— Six mois, pas plus. Je trouverai du travail, nous économiserons et nous partirons.
C’était la promesse de Denis lorsqu’il avait emménagé avec Alina dans l’appartement de Youri, le père de celle-ci.
Youri avait accepté sans hésiter.
Mais six mois devinrent huit.
Puis dix.
Denis recevait régulièrement des propositions d’emploi, mais trouvait toujours une raison de les refuser.
— Le salaire est trop bas.
— Ce poste ne correspond pas à mon expérience.
— Je trouverai mieux.
Pendant ce temps, Youri payait le logement, les factures et une grande partie des courses.
Alina tentait régulièrement de parler à son mari.
— Accepte quelque chose temporairement. Tu pourras continuer à chercher mieux ensuite.
Mais Denis refusait.
Un soir, Youri posa calmement les clés sur la table.
— Alina, dis à ton mari que vivre gratuitement, c’est terminé.
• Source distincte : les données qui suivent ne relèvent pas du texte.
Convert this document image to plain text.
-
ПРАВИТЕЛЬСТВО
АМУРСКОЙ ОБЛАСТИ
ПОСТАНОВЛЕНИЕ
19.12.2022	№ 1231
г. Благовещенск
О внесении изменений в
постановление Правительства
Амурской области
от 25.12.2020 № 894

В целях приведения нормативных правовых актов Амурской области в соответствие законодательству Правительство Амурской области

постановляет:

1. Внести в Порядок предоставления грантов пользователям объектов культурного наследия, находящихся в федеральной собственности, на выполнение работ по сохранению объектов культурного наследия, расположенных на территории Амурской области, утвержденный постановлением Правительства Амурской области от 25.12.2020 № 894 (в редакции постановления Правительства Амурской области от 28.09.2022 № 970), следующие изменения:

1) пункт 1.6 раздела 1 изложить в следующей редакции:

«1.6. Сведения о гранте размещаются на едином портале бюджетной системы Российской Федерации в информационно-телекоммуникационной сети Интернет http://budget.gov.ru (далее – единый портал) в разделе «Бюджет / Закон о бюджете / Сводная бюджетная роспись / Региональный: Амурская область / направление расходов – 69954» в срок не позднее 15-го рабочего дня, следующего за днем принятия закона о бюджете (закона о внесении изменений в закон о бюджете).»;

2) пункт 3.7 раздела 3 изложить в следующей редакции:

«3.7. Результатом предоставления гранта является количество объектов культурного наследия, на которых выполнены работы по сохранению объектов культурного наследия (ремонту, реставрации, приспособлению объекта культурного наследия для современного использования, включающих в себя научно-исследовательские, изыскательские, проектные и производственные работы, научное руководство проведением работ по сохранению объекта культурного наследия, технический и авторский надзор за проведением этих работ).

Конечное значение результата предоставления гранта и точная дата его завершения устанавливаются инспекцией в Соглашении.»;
Soit il commence à travailler et à participer aux dépenses, soit il prépare ses affaires et il part.
Alina resta figée.
À cet instant, Denis entra dans la pièce.
Il avait tout entendu.
— Vous êtes en train de me mettre dehors ?
Youri le regarda calmement.
— Je t’ai aidé parce que tu m’avais demandé six mois pour repartir. Je ne t’ai jamais promis de t’entretenir indéfiniment.
Denis se tourna vers Alina.
— Et toi, tu es d’accord avec lui ?
Elle inspira profondément.
— Je te demande depuis des mois de faire un effort. Je ne peux plus appeler cette situation « temporaire » si tu refuses tout ce qui pourrait la faire changer.
Pour la première fois, Denis ne trouva aucune excuse.
Quelques jours plus tard, il accepta l’une des offres qu’il avait auparavant refusées.
Ce n’était pas le poste dont il rêvait, mais c’était un début.
Quelques mois plus tard, Alina et Denis réussirent à louer leur propre appartement.
Avant de partir, Denis posa ses anciennes clés devant Youri.
— Maintenant, je comprends pourquoi vous l’avez fait.
Youri répondit simplement :
— Aider quelqu’un à se relever ne signifie pas lui permettre de rester assis pour toujours.